Stimmt es, daß Sie nach einer Prüfung durch den zuständigen Regierungspräsidenten Fördergelder zurückzahlen müssen?

Küpper: Das ist mir bis heute nicht bekannt.

Aber es hat eine solche Prüfung gegeben?

Küpper: Die Prüfung gibt es turnusgemäß einmal im Jahr.

Stehen die Abgänge der Herren Stoll und Ploschke im Zusammenhang mit der letzten Prüfung?

Küpper: Zum Ausscheiden dieser beiden Herren habe ich eingangs etwas gesagt, dem ich nichts hinzufügen möchte.

Bei dem Multimedia-Pilotprojekt Info-City NRW, bei dem 10.000 Haushalte an das Netz angeschlossen werden sollten, scheint noch Sand im Getriebe zu sein. Weshalb wird es nicht wie gewünscht angenommen?
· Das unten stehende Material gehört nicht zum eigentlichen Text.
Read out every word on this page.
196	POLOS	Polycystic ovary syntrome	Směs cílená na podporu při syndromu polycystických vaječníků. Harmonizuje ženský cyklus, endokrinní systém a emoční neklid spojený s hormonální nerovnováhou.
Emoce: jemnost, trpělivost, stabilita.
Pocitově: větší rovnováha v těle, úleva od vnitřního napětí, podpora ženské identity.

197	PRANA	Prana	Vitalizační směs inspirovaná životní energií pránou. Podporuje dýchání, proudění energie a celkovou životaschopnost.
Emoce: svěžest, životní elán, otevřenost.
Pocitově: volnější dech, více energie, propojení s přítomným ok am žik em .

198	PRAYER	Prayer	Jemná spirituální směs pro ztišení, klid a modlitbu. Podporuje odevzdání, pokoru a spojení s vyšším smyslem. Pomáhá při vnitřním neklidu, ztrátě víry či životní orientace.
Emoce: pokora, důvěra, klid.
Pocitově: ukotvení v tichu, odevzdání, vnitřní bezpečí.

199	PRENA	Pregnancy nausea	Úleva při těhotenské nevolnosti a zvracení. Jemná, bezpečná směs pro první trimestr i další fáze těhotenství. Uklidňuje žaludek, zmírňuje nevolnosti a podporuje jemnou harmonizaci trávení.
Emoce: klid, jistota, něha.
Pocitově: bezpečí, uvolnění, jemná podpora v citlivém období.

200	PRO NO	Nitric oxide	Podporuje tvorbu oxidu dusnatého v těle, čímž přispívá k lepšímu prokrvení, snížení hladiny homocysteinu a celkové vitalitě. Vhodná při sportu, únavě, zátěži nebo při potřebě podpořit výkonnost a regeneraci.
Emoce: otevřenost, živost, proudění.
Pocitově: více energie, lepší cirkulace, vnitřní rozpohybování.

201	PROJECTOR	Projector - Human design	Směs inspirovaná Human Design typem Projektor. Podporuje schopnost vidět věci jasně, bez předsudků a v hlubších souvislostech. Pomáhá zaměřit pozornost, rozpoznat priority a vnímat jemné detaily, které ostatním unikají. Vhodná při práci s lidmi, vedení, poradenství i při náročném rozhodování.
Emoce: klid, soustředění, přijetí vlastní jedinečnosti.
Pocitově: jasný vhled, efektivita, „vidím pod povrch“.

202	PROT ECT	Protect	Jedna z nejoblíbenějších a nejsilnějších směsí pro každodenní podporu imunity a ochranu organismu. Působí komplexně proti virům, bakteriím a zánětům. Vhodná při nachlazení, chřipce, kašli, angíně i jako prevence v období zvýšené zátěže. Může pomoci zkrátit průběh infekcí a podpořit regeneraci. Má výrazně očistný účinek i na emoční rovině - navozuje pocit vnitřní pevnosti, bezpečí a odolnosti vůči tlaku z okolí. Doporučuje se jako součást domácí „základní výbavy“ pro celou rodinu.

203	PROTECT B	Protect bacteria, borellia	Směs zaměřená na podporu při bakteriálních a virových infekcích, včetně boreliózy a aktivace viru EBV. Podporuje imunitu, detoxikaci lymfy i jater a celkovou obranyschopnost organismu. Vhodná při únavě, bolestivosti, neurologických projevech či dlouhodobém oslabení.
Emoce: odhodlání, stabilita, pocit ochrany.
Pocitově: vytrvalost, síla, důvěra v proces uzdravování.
Küpper: Unsere einzige Aufgabe besteht in dem logistischen Part und darin, die Kunden in unsere Hotline aufzunehmen. Wir verkaufen hier nicht und haben auch keine gestalterischen Möglichkeiten. Richtig ist sicherlich, daß das Projekt für alle Parteien nicht den Möglichkeiten entspricht, die es bieten könnte.

Plan war, eine Assemblierungsstraße in Erkelenz aufzubauen. Dafür sollte vom Land eine Bürgschaft übernommen werden. Gibt es das Projekt noch?

Küpper: Die Stollcom AG soll im Laufe des nächsten Jahres in Erkelenz etabliert werden. In diesem Rahmen ist die Assemblierungsstraße nach wie vor ein Thema. Wenn sie denn installiert wird, wäre das wiederum ein Bestandteil der Förderung. Im Augenblick ist das aber kein Thema.

Die Fördergelder für die Stollcom AG laufen im September 1999 aus. Wie geht es mit dem Unternehmen weiter?

Küpper: Wie gesagt, wird ja nur ein kleiner Teil unserer Aktivitäten gefördert. Bei den Branchenlösungen, in der Telekommunikation und anderen Bereichen arbeiten wir bereits heute selbständig ohne Fördermittel. Ich denke, daß wir zum 1.10.1999 in der Selbständigkeit nicht nur bestehen, sondern auch ein gutes Rüstzeug für die Zukunft haben.

(Das Interview führten Anne Krick und Damian Sicking)

Stollcom-Firmengebäuder in Köln: Für kommendes Jahr steht der Umzug nach Erkelenz an.

Stollcom-Vorstand Hubertus Küpper: Ich glaube, wir haben heute einen gewissen Selbständigkeitsgrad erreicht.